The Russian journalist who currently lives in San Francisco says the threat she is talking about does not come from the leadership of the KPRF, which remains quite loyal to the Kremlin, but rather “genuine convinced supporters of the rebirth of ‘a red project,” most of whom are quite young.

She points to three reasons for the emergence of this group as a threat to Putin. First, many Russians are “sincerely nostalgic for Soviet times” because then they received “a social package which did not depend on their personal efforts, abilities and achievements” and because they never fit in to a market economy.

Second, Kirillova continues, “the current authorities have not offered [such people] a model of the future.” The Kremlin has put out propaganda memes like “the Russian world” and “a special path of development,” but its supporters haven’t given them much “specific content.” Instead, they have idealized not the future but the past – and the past is the Soviet Union.

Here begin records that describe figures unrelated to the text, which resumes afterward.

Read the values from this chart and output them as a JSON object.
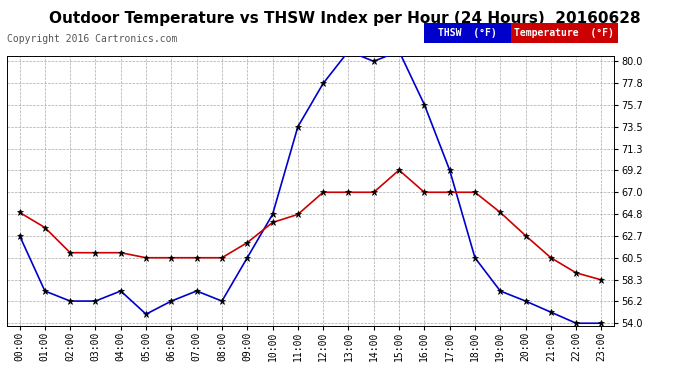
{
  "title": "Outdoor Temperature vs THSW Index per Hour (24 Hours)  20160628",
  "copyright": "Copyright 2016 Cartronics.com",
  "hours": [
    "00:00",
    "01:00",
    "02:00",
    "03:00",
    "04:00",
    "05:00",
    "06:00",
    "07:00",
    "08:00",
    "09:00",
    "10:00",
    "11:00",
    "12:00",
    "13:00",
    "14:00",
    "15:00",
    "16:00",
    "17:00",
    "18:00",
    "19:00",
    "20:00",
    "21:00",
    "22:00",
    "23:00"
  ],
  "thsw": [
    62.7,
    57.2,
    56.2,
    56.2,
    57.2,
    54.9,
    56.2,
    57.2,
    56.2,
    60.5,
    64.8,
    73.5,
    77.8,
    81.0,
    80.0,
    81.0,
    75.7,
    69.2,
    60.5,
    57.2,
    56.2,
    55.1,
    54.0,
    54.0
  ],
  "temperature": [
    65.0,
    63.5,
    61.0,
    61.0,
    61.0,
    60.5,
    60.5,
    60.5,
    60.5,
    62.0,
    64.0,
    64.8,
    67.0,
    67.0,
    67.0,
    69.2,
    67.0,
    67.0,
    67.0,
    65.0,
    62.7,
    60.5,
    59.0,
    58.3
  ],
  "thsw_color": "#0000cc",
  "temp_color": "#cc0000",
  "marker_color": "#000000",
  "bg_color": "#ffffff",
  "grid_color": "#aaaaaa",
  "ylim_min": 54.0,
  "ylim_max": 80.0,
  "yticks": [
    54.0,
    56.2,
    58.3,
    60.5,
    62.7,
    64.8,
    67.0,
    69.2,
    71.3,
    73.5,
    75.7,
    77.8,
    80.0
  ],
  "legend_thsw_bg": "#0000cc",
  "legend_temp_bg": "#cc0000",
  "title_fontsize": 11,
  "tick_fontsize": 7,
  "copyright_fontsize": 7
}
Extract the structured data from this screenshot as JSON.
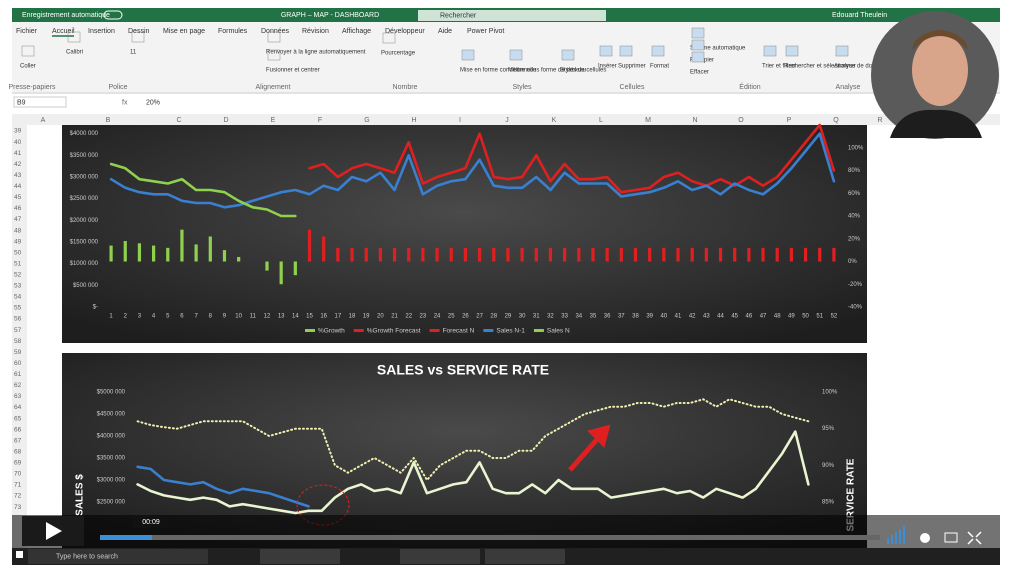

Third, the Soviet past, as Sergey Kara-Murza of the Center for the Study of Crisis Society, argues, “corresponds to “the deep cultural code of Russians and thus ‘Soviet’ and ‘Russian’ are in fact synonyms” in the minds of many. Others, like Vladimir Somov, have made similar points.

And fourth, the Kremlin has promoted such view of the Soviet system by “idealizing certain elements of the Soviet system in order to exploit images of the past, for strengthening the authoritarian political system and for justifying the growing ambitions of Vladimir Putin personally.”

Pro-Putin propagandists have sought to rehabilitate Stalin, the Cheka, and all those who in Soviet times sought to identify and destroy enemies foreign and domestic. Indeed, Kirillova says, the chief characteristics of the Soviet mentality have been revived with one exception – there has been no move to restore communist ideology.

As the followers of Sergey Kurginyan who are ready to come to Moscow with portraits of Stalin, any restoration of that ideology could threaten the regime because of its appeals to social justice and equality, two values at odds with those of Putin and his closest supporters in the regime.

So far, Kirillova argues, Putin has been able to operate without reviving those elements of the communist ideology by his “creation of extreme conditions, unceasing wars, and suggestions that ‘Russia is surrounded by enemies.” But those values too can lead people back to communism:

“It is well known,” the Russian journalist continues, “that authoritarian regimes operative on civic passivity while totalitarian ones require the mobilization of the population. However, there is an opposite dependence as well: constant mobilization of the population gives rise to an increased demand for a totalitarian ideology.”

Putin asks Russians for sacrifice as did communist ideology but he doesn’t provide the social justice components that the communists offered even if they did not always supply.  As the demands for the first increase, so too are heard ever more often voices saying “corruption ‘in military times’ is ‘sabotage, diversion, and treason.’”

“The longer [Moscow’s] aggressive foreign policy in conjunction with the growth of repressions, the cult of Stalinism and play on nostalgic attitudes continues,” she suggests, “the greater the probability that an ever greater part of the population will begin to demand ‘genuine socialism.’”

And she concludes: The constant suggestion by the authorities that “’to win the war, [Russia] must be like the USSR’ can turn against those who articulate that idea.”  As the standard of living falls for most while the rich build ever bigger palaces, social revolts could easily occur led “not by the liberals as the authorities fear but under socialist banners.”